Mobilisation générale
Dans d'autres régions de l'Ouest, le mouvement de blocage des lycées démarré lundi a pris de l'ampleur mardi. En Basse-Normandie, selon le rectorat, 33 établissements sur 70 étaient perturbés, notamment à Caen, Alençon, Argentan, Flers, Condé-sur-Noireau, Saint-Lô. Selon le délégué régional de l'UNL basé dans l'Orne, des AG étaient en cours mardi après-midi dans plusieurs autres lycées pour décider d'éventuels blocages.
A Nantes et en périphérie, plusieurs lycées ont été touchés par le mouvement de grogne, avec des AG mais aussi des blocages, selon la police. Selon le rectorat, qui a condamné ces "débordements", des incidents ont eu lieu dans deux lycées nantais, notamment celui de La Colinière où "200 jeunes, lycéens et non-lycéens, ont déclenché l'alarme, se sont introduits dans l'établissement, ont vidé des extincteurs dans les classes, aspergé des professeurs et des élèves, détruit des cours ainsi que des manuels scolaires, rendant inutilisables 15 salles sur 70".

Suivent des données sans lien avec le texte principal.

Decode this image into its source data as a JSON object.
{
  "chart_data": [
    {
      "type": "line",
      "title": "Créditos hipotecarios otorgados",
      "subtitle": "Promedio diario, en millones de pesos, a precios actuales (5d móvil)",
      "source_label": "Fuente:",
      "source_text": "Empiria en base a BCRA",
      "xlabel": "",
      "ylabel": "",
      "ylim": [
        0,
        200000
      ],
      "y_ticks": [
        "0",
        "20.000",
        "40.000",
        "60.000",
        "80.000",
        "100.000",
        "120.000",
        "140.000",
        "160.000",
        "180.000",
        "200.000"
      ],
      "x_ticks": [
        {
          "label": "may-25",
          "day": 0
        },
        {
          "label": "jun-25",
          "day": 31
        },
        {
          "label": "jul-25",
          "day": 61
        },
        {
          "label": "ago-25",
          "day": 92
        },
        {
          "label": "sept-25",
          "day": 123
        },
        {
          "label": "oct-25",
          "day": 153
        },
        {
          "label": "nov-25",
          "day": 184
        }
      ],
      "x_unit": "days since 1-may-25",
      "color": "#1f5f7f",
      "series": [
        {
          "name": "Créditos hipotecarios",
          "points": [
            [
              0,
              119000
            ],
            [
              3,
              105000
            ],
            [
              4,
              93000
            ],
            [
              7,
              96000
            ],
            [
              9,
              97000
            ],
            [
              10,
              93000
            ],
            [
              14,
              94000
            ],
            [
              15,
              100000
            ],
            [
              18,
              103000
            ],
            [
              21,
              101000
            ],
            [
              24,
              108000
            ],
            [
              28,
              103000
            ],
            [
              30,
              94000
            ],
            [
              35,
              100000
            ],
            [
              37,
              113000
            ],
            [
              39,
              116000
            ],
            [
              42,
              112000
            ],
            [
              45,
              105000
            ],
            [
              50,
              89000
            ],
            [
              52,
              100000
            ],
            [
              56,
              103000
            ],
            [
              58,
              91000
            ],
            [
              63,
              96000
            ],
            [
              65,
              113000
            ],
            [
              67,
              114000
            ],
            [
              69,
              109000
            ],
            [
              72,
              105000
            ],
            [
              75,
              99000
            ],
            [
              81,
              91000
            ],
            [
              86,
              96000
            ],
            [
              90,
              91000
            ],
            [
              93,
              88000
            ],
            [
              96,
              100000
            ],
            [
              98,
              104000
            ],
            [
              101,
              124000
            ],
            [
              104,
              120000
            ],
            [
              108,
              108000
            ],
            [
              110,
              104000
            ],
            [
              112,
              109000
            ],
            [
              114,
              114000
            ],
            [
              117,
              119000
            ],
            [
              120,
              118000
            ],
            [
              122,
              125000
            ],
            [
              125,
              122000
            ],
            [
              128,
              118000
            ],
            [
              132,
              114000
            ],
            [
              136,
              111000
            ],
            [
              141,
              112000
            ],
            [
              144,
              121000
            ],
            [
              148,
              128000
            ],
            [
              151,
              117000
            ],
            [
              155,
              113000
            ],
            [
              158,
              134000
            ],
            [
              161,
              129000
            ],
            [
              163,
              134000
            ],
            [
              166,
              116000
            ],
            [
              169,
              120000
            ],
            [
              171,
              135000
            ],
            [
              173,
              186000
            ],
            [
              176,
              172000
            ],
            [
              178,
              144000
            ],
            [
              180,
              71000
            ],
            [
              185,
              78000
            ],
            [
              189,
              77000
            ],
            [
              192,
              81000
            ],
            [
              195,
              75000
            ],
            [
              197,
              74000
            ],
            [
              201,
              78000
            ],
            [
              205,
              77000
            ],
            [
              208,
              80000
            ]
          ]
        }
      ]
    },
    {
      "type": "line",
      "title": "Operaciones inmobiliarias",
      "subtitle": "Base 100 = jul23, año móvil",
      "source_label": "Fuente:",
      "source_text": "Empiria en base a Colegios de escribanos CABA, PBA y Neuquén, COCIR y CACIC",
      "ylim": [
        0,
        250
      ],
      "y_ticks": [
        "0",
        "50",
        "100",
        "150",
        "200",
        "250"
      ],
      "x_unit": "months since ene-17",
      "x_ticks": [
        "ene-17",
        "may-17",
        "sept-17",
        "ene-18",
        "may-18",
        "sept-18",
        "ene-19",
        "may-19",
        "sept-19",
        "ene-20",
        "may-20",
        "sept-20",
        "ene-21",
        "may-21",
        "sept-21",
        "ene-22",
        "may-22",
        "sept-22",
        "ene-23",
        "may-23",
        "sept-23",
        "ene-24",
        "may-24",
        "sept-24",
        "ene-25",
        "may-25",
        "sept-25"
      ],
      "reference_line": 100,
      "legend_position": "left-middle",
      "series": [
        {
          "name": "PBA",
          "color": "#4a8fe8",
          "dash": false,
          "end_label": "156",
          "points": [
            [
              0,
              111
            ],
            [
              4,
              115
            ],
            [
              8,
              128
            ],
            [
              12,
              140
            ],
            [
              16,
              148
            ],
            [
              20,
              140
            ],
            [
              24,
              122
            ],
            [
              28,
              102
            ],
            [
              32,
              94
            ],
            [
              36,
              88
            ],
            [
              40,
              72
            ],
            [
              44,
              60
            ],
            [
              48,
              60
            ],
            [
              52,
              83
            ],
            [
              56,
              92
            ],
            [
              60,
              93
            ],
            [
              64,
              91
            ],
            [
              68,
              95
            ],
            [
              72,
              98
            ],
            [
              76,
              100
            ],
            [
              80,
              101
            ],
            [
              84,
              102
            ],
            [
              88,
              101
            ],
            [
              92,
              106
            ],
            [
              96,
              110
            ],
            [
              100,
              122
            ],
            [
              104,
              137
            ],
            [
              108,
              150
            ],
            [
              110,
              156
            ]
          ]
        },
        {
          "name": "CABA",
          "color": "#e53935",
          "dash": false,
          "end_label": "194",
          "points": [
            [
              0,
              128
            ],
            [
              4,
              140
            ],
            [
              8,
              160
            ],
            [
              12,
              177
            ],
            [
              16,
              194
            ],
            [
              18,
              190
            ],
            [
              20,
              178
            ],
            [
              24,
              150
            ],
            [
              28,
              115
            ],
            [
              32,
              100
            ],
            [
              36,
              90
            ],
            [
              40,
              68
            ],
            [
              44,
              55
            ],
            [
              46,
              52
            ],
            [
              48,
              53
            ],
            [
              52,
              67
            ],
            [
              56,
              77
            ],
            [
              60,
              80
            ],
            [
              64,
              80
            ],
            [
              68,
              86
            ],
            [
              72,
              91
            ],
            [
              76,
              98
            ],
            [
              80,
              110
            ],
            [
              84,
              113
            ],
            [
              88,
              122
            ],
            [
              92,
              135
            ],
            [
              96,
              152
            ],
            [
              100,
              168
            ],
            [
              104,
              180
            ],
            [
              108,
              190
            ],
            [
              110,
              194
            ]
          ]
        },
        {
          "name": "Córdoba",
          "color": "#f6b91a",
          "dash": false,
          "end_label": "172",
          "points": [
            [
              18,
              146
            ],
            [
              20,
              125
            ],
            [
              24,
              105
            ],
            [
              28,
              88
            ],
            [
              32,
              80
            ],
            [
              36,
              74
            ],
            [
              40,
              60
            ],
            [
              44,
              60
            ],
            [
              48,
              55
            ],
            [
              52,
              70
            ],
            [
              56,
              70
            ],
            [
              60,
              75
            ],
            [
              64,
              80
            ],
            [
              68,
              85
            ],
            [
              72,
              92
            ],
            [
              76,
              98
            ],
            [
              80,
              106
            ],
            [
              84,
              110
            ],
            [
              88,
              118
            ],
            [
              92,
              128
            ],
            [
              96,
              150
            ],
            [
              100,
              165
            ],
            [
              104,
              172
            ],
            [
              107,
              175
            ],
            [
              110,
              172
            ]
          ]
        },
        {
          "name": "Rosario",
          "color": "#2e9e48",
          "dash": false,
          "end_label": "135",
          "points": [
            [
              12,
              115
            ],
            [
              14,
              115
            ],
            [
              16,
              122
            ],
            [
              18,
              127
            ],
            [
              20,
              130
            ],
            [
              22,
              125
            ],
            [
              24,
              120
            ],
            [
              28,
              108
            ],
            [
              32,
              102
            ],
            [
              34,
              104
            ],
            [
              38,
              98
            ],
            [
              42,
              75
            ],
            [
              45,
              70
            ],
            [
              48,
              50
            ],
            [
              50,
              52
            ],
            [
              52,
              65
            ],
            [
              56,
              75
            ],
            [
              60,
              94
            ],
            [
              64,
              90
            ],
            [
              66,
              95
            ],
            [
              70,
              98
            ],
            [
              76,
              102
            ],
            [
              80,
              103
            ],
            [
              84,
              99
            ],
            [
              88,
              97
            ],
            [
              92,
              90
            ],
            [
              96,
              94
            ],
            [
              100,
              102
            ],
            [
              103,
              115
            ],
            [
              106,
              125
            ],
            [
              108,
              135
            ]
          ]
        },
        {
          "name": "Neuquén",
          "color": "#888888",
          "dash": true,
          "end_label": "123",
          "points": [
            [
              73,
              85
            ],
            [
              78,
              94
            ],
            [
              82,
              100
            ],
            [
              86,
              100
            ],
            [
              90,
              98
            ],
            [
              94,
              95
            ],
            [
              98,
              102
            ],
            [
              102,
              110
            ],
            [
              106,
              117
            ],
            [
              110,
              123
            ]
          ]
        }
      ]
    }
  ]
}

A Rennes, un groupe de lycéens a fait la tournée des lycées de la ville, rassemblant jusqu'à 400 jeunes, selon la police. Quelques dégradations et quelques vitres cassées ont été signalées dans un des lycées. Plusieurs dizaines de manifestations de lycéens ou blocages d'établissements ont également été signalées par les autorités en Ille-Vilaine, ainsi qu'en Vendée, dans les Côtes d'Armor, dans le Finistère, en Mayenne, en Sarthe ou dans le Maine-et-Loire, souvent dans de petites villes.
Inquiétude des proviseurs
Les mouvements lycéens actuels sont "durs" et "très violents", s'est inquiété mardi le secrétaire général du principal syndicat des chefs d'établissements (SNPDEN), Philippe Guittet, en faisant part de ses "craintes" pour le mois de janvier. "Les mouvements sont plus durs dans cette période difficile. Jusqu'alors, les chefs d'établissements arrivaient à contenir les violences, cette fois des incidents violents arrivent immédiatement. J'ai des craintes, surtout pour janvier, je sens la mobilisation en train de monter", a résumé M. Guittet. "Il y a sûrement des forces militantes mobilisées derrière", en plus des organisations lycéennes UNL et Fidl, a-t-il encore commenté.
Toutefois, a-t-il expliqué, il n'y a pas de consigne nationale du SNPDEN à faire appel aux forces de l'ordre lors des blocages de lycées, mais, a-t-il dit, un texte en ce sens a été signé dans l'académie d'Aix-Marseille, où "des mouvements très violents" ont été constatés.